Divine Collaboration

Fear

Reality Check Assessment

Assessing Fear

Fear sits at the foundation of all hatred; fear is a core driver of conflict. If you hope to reconcile disputes, you’ll want to gain a working knowledge of fear. You will want to hone your assessment skills as you learn to conduct “reality checks.”

Locating and Identifying Fear

When you seek to resolve conflicts that have stolen your peace of mind or when you seek to help others resolve conflict, you will often encounter mystery and confusion. At first you will not see the actual drivers of the conflict with clarity. Your initial efforts at reconciliation may hit a wall of confusion and you may walk away, assuming your efforts will be futile.

Rather than depart without securing reconciliation, you will want to initiate an in-depth assessment. You will want to play detective and uncover the precise role fear plays in a particular conflict.

In some instances, the fear driving a dispute will be obvious. The disputants will openly display negative emotion. They will express their fear explicitly. More often, however, their fear will be buried. It will need to be unearthed.

However, in many instances, destructive fear will not even be found in the hearts and minds of the reconciliation participants. The fear driving the conflict will belong to a person operating “offstage” in the shadows—a destructive hidden influence.

These covert agents will exert influence from the sidelines. Using gossip and other deceptive means, the hidden influence will choreograph the dispute to assuage his fears. As long as the other parties, the disputants, fight one another, they will be unaware of the covert hidden influence operating from the sidelines, from the shadows.

The Assessment

Your analysis of conflict drivers will include identifying the precise origin of the fears in play. You may wish to build your assessment using the following categories of fear-driven behavior.

Fear drives tyrants.

There are people, a small percentage of Mankind, who view all other humans as enemies, as assassins from whom they must protect themselves. They imagine that, in order to survive, they must control all other people. They believe they must preemptively defeat and place their fellow man in bondage. This hidden existential level of fear fuels tyrannical impulses.

Fear precedes violence.

A fearful person imagines he is a target. He imagines he will become a victim of others’ evil intentions if he does not strike first. If a conflict has escalated into violence, an assessment will be needed to locate triggers that morphed fear into violence.

Fear fuels hatred.

Hate is violence “on hold.” It is latent violence. In the short term, a fearful person may hold fear somewhat in abeyance—they may harbor hostile viewpoints rather than take violent action. They feel others deserve to be harmed, and thus they wish them harm silently or through verbal expressions. While a person who hates may not engage in violence, their expressions of hate may lead others to violence. During an assessment a mediator will seek to identify the precise fear simmering underneath the hate.

Fear generates conflict.

Disputants who end up in conflict are typically afraid that another person intends to diminish or block their ability to be something they want to be, or stand in the way of their having something they need or want, or prevent them from doing what they want to do. In all cases they fear their existence will be blunted or diminished.

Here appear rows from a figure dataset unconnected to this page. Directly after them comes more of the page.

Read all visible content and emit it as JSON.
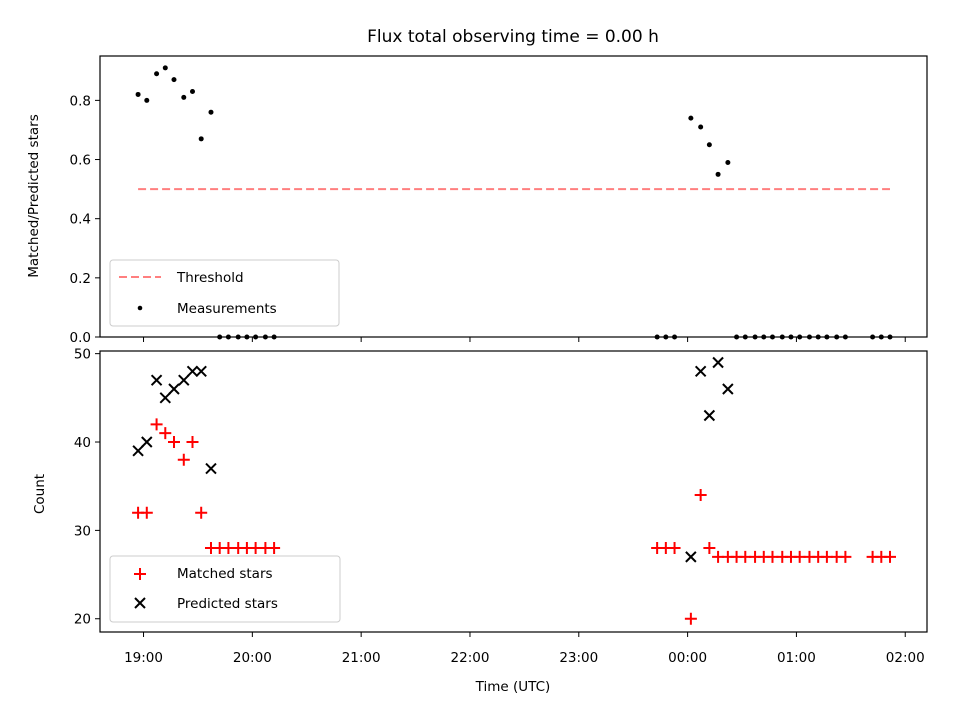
{
  "chart_data": [
    {
      "type": "scatter",
      "title": "Flux total observing time = 0.00 h",
      "xlabel": "",
      "ylabel": "Matched/Predicted stars",
      "ylim": [
        0,
        0.95
      ],
      "yticks": [
        0.0,
        0.2,
        0.4,
        0.6,
        0.8
      ],
      "ytick_labels": [
        "0.0",
        "0.2",
        "0.4",
        "0.6",
        "0.8"
      ],
      "legend_position": "lower-left",
      "series": [
        {
          "name": "Threshold",
          "style": "dashed-line",
          "color": "#ff7f7f",
          "x": [
            -0.05,
            6.86
          ],
          "y": [
            0.5,
            0.5
          ]
        },
        {
          "name": "Measurements",
          "style": "dot",
          "color": "#000000",
          "x": [
            -0.05,
            0.03,
            0.12,
            0.2,
            0.28,
            0.37,
            0.45,
            0.53,
            0.62,
            0.7,
            0.78,
            0.87,
            0.95,
            1.03,
            1.12,
            1.2,
            4.72,
            4.8,
            4.88,
            5.03,
            5.12,
            5.2,
            5.28,
            5.37,
            5.45,
            5.53,
            5.62,
            5.7,
            5.78,
            5.87,
            5.95,
            6.03,
            6.12,
            6.2,
            6.28,
            6.37,
            6.45,
            6.7,
            6.78,
            6.86
          ],
          "y": [
            0.82,
            0.8,
            0.89,
            0.91,
            0.87,
            0.81,
            0.83,
            0.67,
            0.76,
            0,
            0,
            0,
            0,
            0,
            0,
            0,
            0,
            0,
            0,
            0.74,
            0.71,
            0.65,
            0.55,
            0.59,
            0,
            0,
            0,
            0,
            0,
            0,
            0,
            0,
            0,
            0,
            0,
            0,
            0,
            0,
            0,
            0
          ]
        }
      ]
    },
    {
      "type": "scatter",
      "title": "",
      "xlabel": "Time (UTC)",
      "ylabel": "Count",
      "xlim": [
        -0.4,
        7.2
      ],
      "ylim": [
        18.5,
        50.3
      ],
      "yticks": [
        20,
        30,
        40,
        50
      ],
      "ytick_labels": [
        "20",
        "30",
        "40",
        "50"
      ],
      "xticks": [
        0,
        1,
        2,
        3,
        4,
        5,
        6,
        7
      ],
      "xtick_labels": [
        "19:00",
        "20:00",
        "21:00",
        "22:00",
        "23:00",
        "00:00",
        "01:00",
        "02:00"
      ],
      "legend_position": "lower-left",
      "series": [
        {
          "name": "Matched stars",
          "marker": "plus",
          "color": "#ff0000",
          "x": [
            -0.05,
            0.03,
            0.12,
            0.2,
            0.28,
            0.37,
            0.45,
            0.53,
            0.62,
            0.7,
            0.78,
            0.87,
            0.95,
            1.03,
            1.12,
            1.2,
            4.72,
            4.8,
            4.88,
            5.03,
            5.12,
            5.2,
            5.28,
            5.37,
            5.45,
            5.53,
            5.62,
            5.7,
            5.78,
            5.87,
            5.95,
            6.03,
            6.12,
            6.2,
            6.28,
            6.37,
            6.45,
            6.7,
            6.78,
            6.86
          ],
          "y": [
            32,
            32,
            42,
            41,
            40,
            38,
            40,
            32,
            28,
            28,
            28,
            28,
            28,
            28,
            28,
            28,
            28,
            28,
            28,
            20,
            34,
            28,
            27,
            27,
            27,
            27,
            27,
            27,
            27,
            27,
            27,
            27,
            27,
            27,
            27,
            27,
            27,
            27,
            27,
            27
          ]
        },
        {
          "name": "Predicted stars",
          "marker": "x",
          "color": "#000000",
          "x": [
            -0.05,
            0.03,
            0.12,
            0.2,
            0.28,
            0.37,
            0.45,
            0.53,
            0.62,
            5.03,
            5.12,
            5.2,
            5.28,
            5.37
          ],
          "y": [
            39,
            40,
            47,
            45,
            46,
            47,
            48,
            48,
            37,
            27,
            48,
            43,
            49,
            46
          ]
        }
      ]
    }
  ]
}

Fear drives hatred for God, support for atheism.

Fear of an almighty, divine cause strikes some with profound existential fear. The idea that they might be the effect of spiritual causes provokes deep fear that gives rise to hatred for a deity. The existence of a divine component of existence is not seen as good news for them, but as a reason for terror.

Fear cripples the human heart, damaging the ability to love.

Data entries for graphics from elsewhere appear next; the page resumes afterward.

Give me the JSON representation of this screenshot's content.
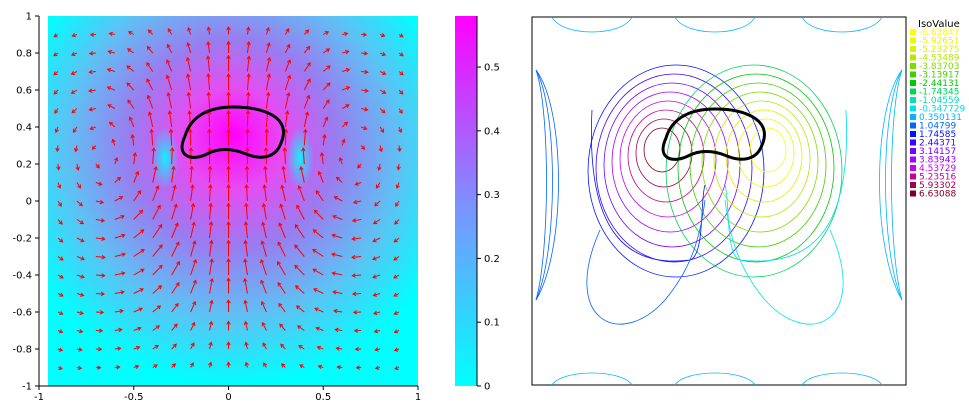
{
  "chart_data": [
    {
      "type": "heatmap",
      "title": "",
      "xlabel": "",
      "ylabel": "",
      "xlim": [
        -1,
        1
      ],
      "ylim": [
        -1,
        1
      ],
      "xticks": [
        "-1",
        "-0.5",
        "0",
        "0.5",
        "1"
      ],
      "yticks": [
        "1",
        "0.8",
        "0.6",
        "0.4",
        "0.2",
        "0",
        "-0.2",
        "-0.4",
        "-0.6",
        "-0.8",
        "-1"
      ],
      "colorbar": {
        "range": [
          0,
          0.58
        ],
        "ticks": [
          "0.5",
          "0.4",
          "0.3",
          "0.2",
          "0.1",
          "0"
        ],
        "colors": [
          "#00ffff",
          "#ff00ff"
        ]
      },
      "arrow_color": "#ff0000",
      "obstacle_color": "#000000",
      "grid": false
    },
    {
      "type": "contour",
      "title": "",
      "legend_placement": "right",
      "legend_title": "IsoValue",
      "levels": [
        {
          "label": "-6.62847",
          "color": "#ffff00"
        },
        {
          "label": "-5.92651",
          "color": "#f0f700"
        },
        {
          "label": "-5.23275",
          "color": "#dcf000"
        },
        {
          "label": "-4.53489",
          "color": "#b4e800"
        },
        {
          "label": "-3.83703",
          "color": "#7ddc00"
        },
        {
          "label": "-3.13917",
          "color": "#3fd000"
        },
        {
          "label": "-2.44131",
          "color": "#00c800"
        },
        {
          "label": "-1.74345",
          "color": "#00d25a"
        },
        {
          "label": "-1.04559",
          "color": "#00e0b4"
        },
        {
          "label": "-0.347729",
          "color": "#00e0f0"
        },
        {
          "label": "0.350131",
          "color": "#00b4ff"
        },
        {
          "label": "1.04799",
          "color": "#0064ff"
        },
        {
          "label": "1.74585",
          "color": "#0014ff"
        },
        {
          "label": "2.44371",
          "color": "#3c00ff"
        },
        {
          "label": "3.14157",
          "color": "#7800ff"
        },
        {
          "label": "3.83943",
          "color": "#a000ff"
        },
        {
          "label": "4.53729",
          "color": "#c800f0"
        },
        {
          "label": "5.23516",
          "color": "#c80096"
        },
        {
          "label": "5.93302",
          "color": "#a00050"
        },
        {
          "label": "6.63088",
          "color": "#80002a"
        }
      ]
    }
  ]
}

Assessment should track the loss of affinity between disputants. Uncovering the time when one lost an ability to like or love another will often reveal the moment fear was introduced. Skilled assessment might produce an immediate increase in affinity.

Fear creates the impulse to “belittle and make nothing of others.”

A mediation participant who attempts to “make nothing” of another through ridicule and derisive comments may seek to tear down the other in order to manage fear. An assessment should surface the fear in play.

Fear drives Man’s desire to enslave fellow man.

A person suffering major fear might surmise the only way they can be safe is for everyone else to be restrained. They might believe they will be safer if all those who might do them harm (real or imagined) were enslaved.

Fear motivates tyrants, bullies, and slave masters.

Those who commit harmful acts against others constantly fear retribution. Once they harm others, they are motivated to escalate acts of brutality in a vicious cycle of transgressions followed by fears of retribution. They harm others and then fear they will be harmed by those they hurt.

Fear infuses the minds of psychopaths, murderers, and genocidal despots.

The worst purveyors of evil, those who commit heinous crimes, are driven by extreme fear of non-existence. In their distorted view, their survival depends on subduing or obliterating all living creatures.

Fear explains the dynamics of evil.

Fear drives evil acts. If one wishes to understand the problem of evil, one must understand fear dynamics.

Scripture abounds with warnings to “be not afraid” and “fear not.”

At first glance, such admonitions might seem to be consolation. When we look closer, however, we recognize the words counsel us to avoid fear so we do not slip into hate, conflict, and destructive acts.